A blend of 53% Merlot, 41% Cabernet Sauvignon and 6% Petit Verdot, the 2017 Alter Ego de Palmer is very deep purple-black in color and gives up exuberant crushed red currants, red cherries, black plums and mulberries with touches of forest floor, garrigue and lavender plus a waft of dark chocolate. The palate is medium-bodied with a good core of plummy fruit and very soft, plush tannins, sparked by just enough freshness, finishing fruity. Rating: 90-92 Lisa Perrotti-Brown, RobertParker.com (Apr 2018)

The blends for the grand vin and second wine are similar this year. This is carefully presented, accomplished and precise, with fresh mint and peony notes on the nose followed by bright and vibrant black fruit flavours. It's extremely pretty, with some lovely floral notes. The yield was 38hl/ha as they lost a few plots to frost over to the west of the appellation. 13.5% press wine. 45% of overall production, representing 9,000 cases. IPT 66. Drinking range: 2024 - 2038 Rating: 91 Jane Anson, Decanter (Apr 2018)

This shows excellent body and depth of fruit. Rich and very deep. Layered and flavorful. Solid and chewy. Serious second wine. Rating: 92-93 James Suckling, www.jamessuckling.com (Apr 2018)
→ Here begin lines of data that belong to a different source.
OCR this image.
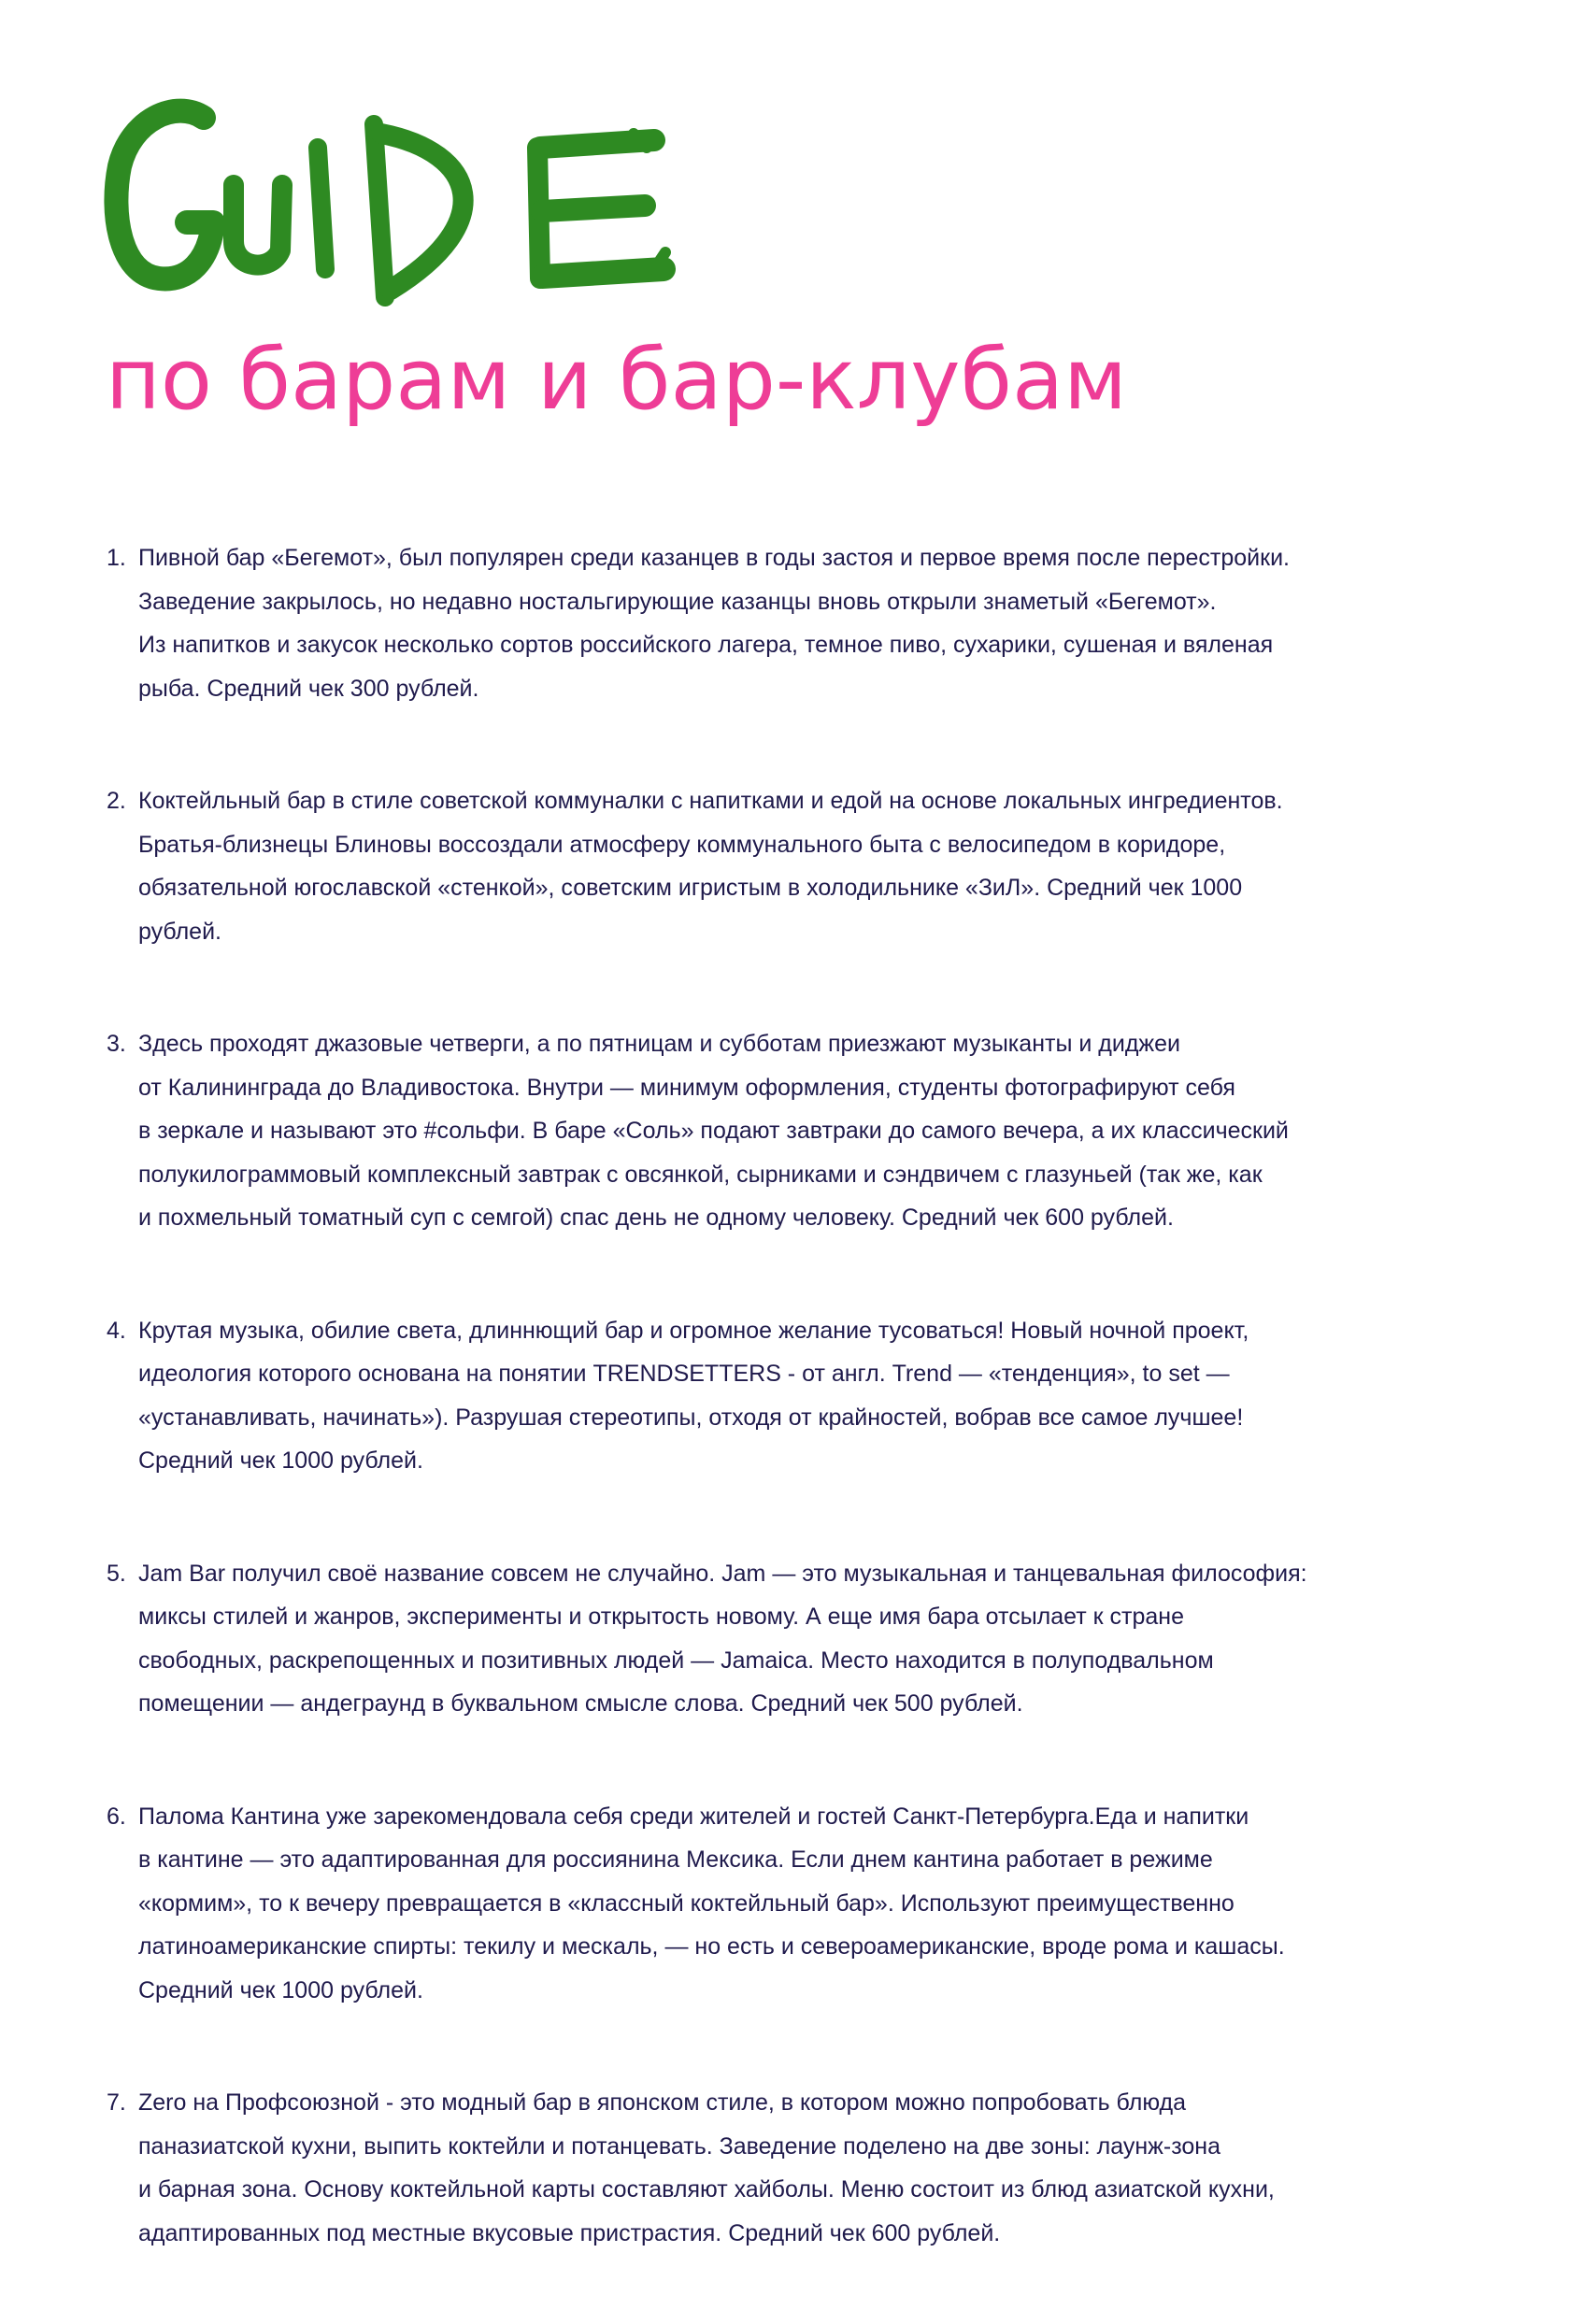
по барам и бар-клубам
1. Пивной бар «Бегемот», был популярен среди казанцев в годы застоя и первое время после перестройки.
Заведение закрылось, но недавно ностальгирующие казанцы вновь открыли знаметый «Бегемот».
Из напитков и закусок несколько сортов российского лагера, темное пиво, сухарики, сушеная и вяленая
рыба. Средний чек 300 рублей.
2. Коктейльный бар в стиле советской коммуналки с напитками и едой на основе локальных ингредиентов.
Братья-близнецы Блиновы воссоздали атмосферу коммунального быта с велосипедом в коридоре,
обязательной югославской «стенкой», советским игристым в холодильнике «ЗиЛ». Средний чек 1000
рублей.
3. Здесь проходят джазовые четверги, а по пятницам и субботам приезжают музыканты и диджеи
от Калининграда до Владивостока. Внутри — минимум оформления, студенты фотографируют себя
в зеркале и называют это #сольфи. В баре «Соль» подают завтраки до самого вечера, а их классический
полукилограммовый комплексный завтрак с овсянкой, сырниками и сэндвичем с глазуньей (так же, как
и похмельный томатный суп с семгой) спас день не одному человеку. Средний чек 600 рублей.
4. Крутая музыка, обилие света, длиннющий бар и огромное желание тусоваться! Новый ночной проект,
идеология которого основана на понятии TRENDSETTERS - от англ. Trend — «тенденция», to set —
«устанавливать, начинать»). Разрушая стереотипы, отходя от крайностей, вобрав все самое лучшее!
Средний чек 1000 рублей.
5. Jam Bar получил своё название совсем не случайно. Jam — это музыкальная и танцевальная философия:
миксы стилей и жанров, эксперименты и открытость новому. А еще имя бара отсылает к стране
свободных, раскрепощенных и позитивных людей — Jamaica. Место находится в полуподвальном
помещении — андеграунд в буквальном смысле слова. Средний чек 500 рублей.
6. Палома Кантина уже зарекомендовала себя среди жителей и гостей Санкт-Петербурга.Еда и напитки
в кантине — это адаптированная для россиянина Мексика. Если днем кантина работает в режиме
«кормим», то к вечеру превращается в «классный коктейльный бар». Используют преимущественно
латиноамериканские спирты: текилу и мескаль, — но есть и североамериканские, вроде рома и кашасы.
Средний чек 1000 рублей.
7. Zero на Профсоюзной - это модный бар в японском стиле, в котором можно попробовать блюда
паназиатской кухни, выпить коктейли и потанцевать. Заведение поделено на две зоны: лаунж-зона
и барная зона. Основу коктейльной карты составляют хайболы. Меню состоит из блюд азиатской кухни,
адаптированных под местные вкусовые пристрастия. Средний чек 600 рублей.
Lively, featuring lots of lavender and savory hints mixed with black cherry and plum flavors. Shows a light bramble note. Open-knit, with juicy energy on the finish. Rating: 89-92 James Molesworth, The Wine Spectator (Apr 2018)
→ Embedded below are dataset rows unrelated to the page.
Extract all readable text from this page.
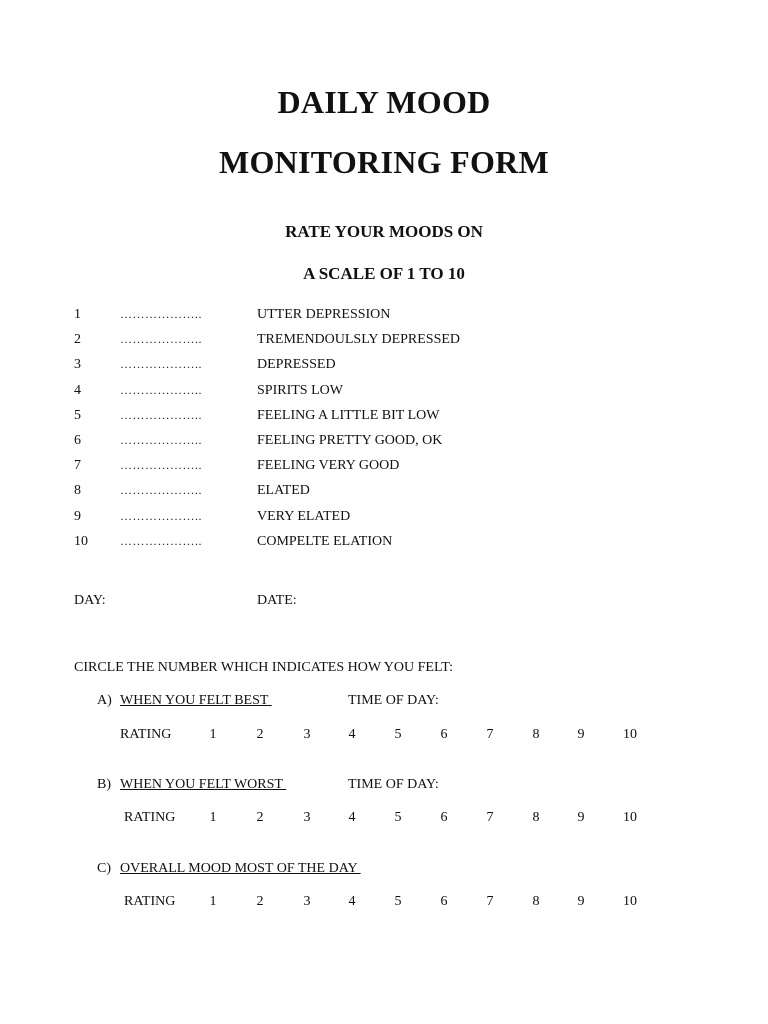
DAILY MOOD
MONITORING FORM
RATE YOUR MOODS ON
A SCALE OF 1 TO 10
1	………………..	UTTER DEPRESSION
2	………………..	TREMENDOULSLY DEPRESSED
3	………………..	DEPRESSED
4	………………..	SPIRITS LOW
5	………………..	FEELING A LITTLE BIT LOW
6	………………..	FEELING PRETTY GOOD, OK
7	………………..	FEELING VERY GOOD
8	………………..	ELATED
9	………………..	VERY ELATED
10	………………..	COMPELTE ELATION
DAY:	DATE:
CIRCLE THE NUMBER WHICH INDICATES HOW YOU FELT:
A) WHEN YOU FELT BEST	TIME OF DAY:
RATING	1	2	3	4	5	6	7	8	9	10
B) WHEN YOU FELT WORST	TIME OF DAY:
RATING	1	2	3	4	5	6	7	8	9	10
C) OVERALL MOOD MOST OF THE DAY
RATING	1	2	3	4	5	6	7	8	9	10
The frost hit the second-wine parcels at Palmer, which lie in the western part of the vineyard, harder than the grand vin parcels, with 15 hectares suffering some damage. Thomas Duroux went all-out to get some second-generation fruit from the frosted vines, but even in this benevolent growing season he was still waiting for satisfactory ripeness when the botrytis appeared in the vineyard. As a consequence this is all from first-generation fruit. The blend is 55% Merlot, 41% Cabernet Sauvignon and 6% Petit Verdot, the alcohol 13.1% and the IPT 66. After the discard of the second-generation fruit, 45% of what remained went into this cuvée. This feels dark and more toasted, with less fragrant fruit than I expect from Palmer, but with a slowly unfurling dark-plum character. The palate is very convincing though, fresh, polished, tense, lightly creamed, with firm grip and substance. I find lots of ripe, substantial tannins here. A very dark style here, ripe with black olive and black bean complexities, structured, with a flourish of peppery tannins, yet overall the whole thing is relaxed, gentle, supple and composed. An impressive breadth, and a very good second wine. Rating: 91-93 Chris Kissack, www.thewinedoctor.com (Apr 2018)
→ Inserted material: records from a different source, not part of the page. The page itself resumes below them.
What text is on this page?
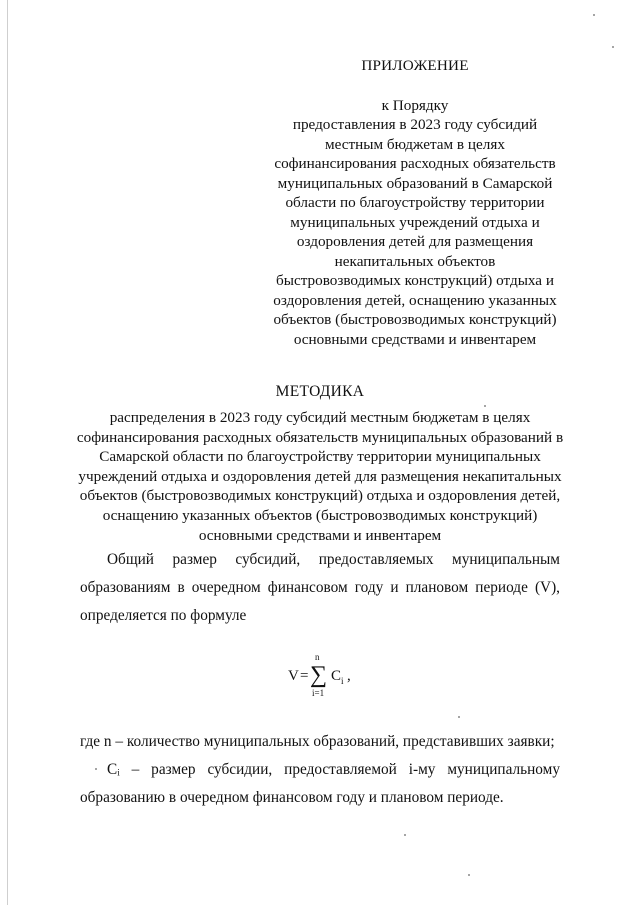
ПРИЛОЖЕНИЕ
к Порядку
предоставления в 2023 году субсидий
местным бюджетам в целях
софинансирования расходных обязательств
муниципальных образований в Самарской
области по благоустройству территории
муниципальных учреждений отдыха и
оздоровления детей для размещения
некапитальных объектов
быстровозводимых конструкций) отдыха и
оздоровления детей, оснащению указанных
объектов (быстровозводимых конструкций)
основными средствами и инвентарем
МЕТОДИКА
распределения в 2023 году субсидий местным бюджетам в целях
софинансирования расходных обязательств муниципальных образований в
Самарской области по благоустройству территории муниципальных
учреждений отдыха и оздоровления детей для размещения некапитальных
объектов (быстровозводимых конструкций) отдыха и оздоровления детей,
оснащению указанных объектов (быстровозводимых конструкций)
основными средствами и инвентарем
Общий размер субсидий, предоставляемых муниципальным
образованиям в очередном финансовом году и плановом периоде (V),
определяется по формуле
V =
n
∑
i=1
C i ,
где n – количество муниципальных образований, представивших заявки;
Cᵢ – размер субсидии, предоставляемой i-му муниципальному
образованию в очередном финансовом году и плановом периоде.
Margaux Troisième cru 1855 What is now Château Palmer was originally part of a larger Château d'Issan but was divided among heirs and came into the ownership of the Gascq family in 1748. The widow of the last of the Gascqs, in 1814, and apparently having met him on a stagecoach, sold the estate to an Englishman, General Charles Palmer, and Château de Gascq became Château Palmer. He extended the estate and built quite a reputation for his wines (especially in London) but financial difficulties forced him to sell up in 1843 and, by the time of the 1855 classification, the reputation of Château Palmer had slipped sufficiently to rate "only" 3rd Growth status - a status it has exceded for most of its subsequent history. The present château was built at the end of the 1850's. In 1938 the Société Civile de Château Palmer was formed to take ownership of the estate, with the Sichel and Mähler-Besse families as leading shareholders, a situation which persists to this day. Château Palmer sits between Margaux and Cantenac, just east of Issan. The 55ha of vines are planted to 47% each of Cabernet Sauvignon and Merlot with the balance being Petit Verdot. The Grand Vin spends 21 months in wood (45% new). The second wine is Alter Ego de Château Palmer. In the best years of General Palmer's reign, the wines of Château Palmer were regarded on a par with those of Château Margaux and, indeed, during the worst years of the 1960's Palmer probably had a better reputation. Today, despite huge improvements by its neighbours, Palmer sits very squarely as the leading Margaux estate that isn't actually Château Margaux.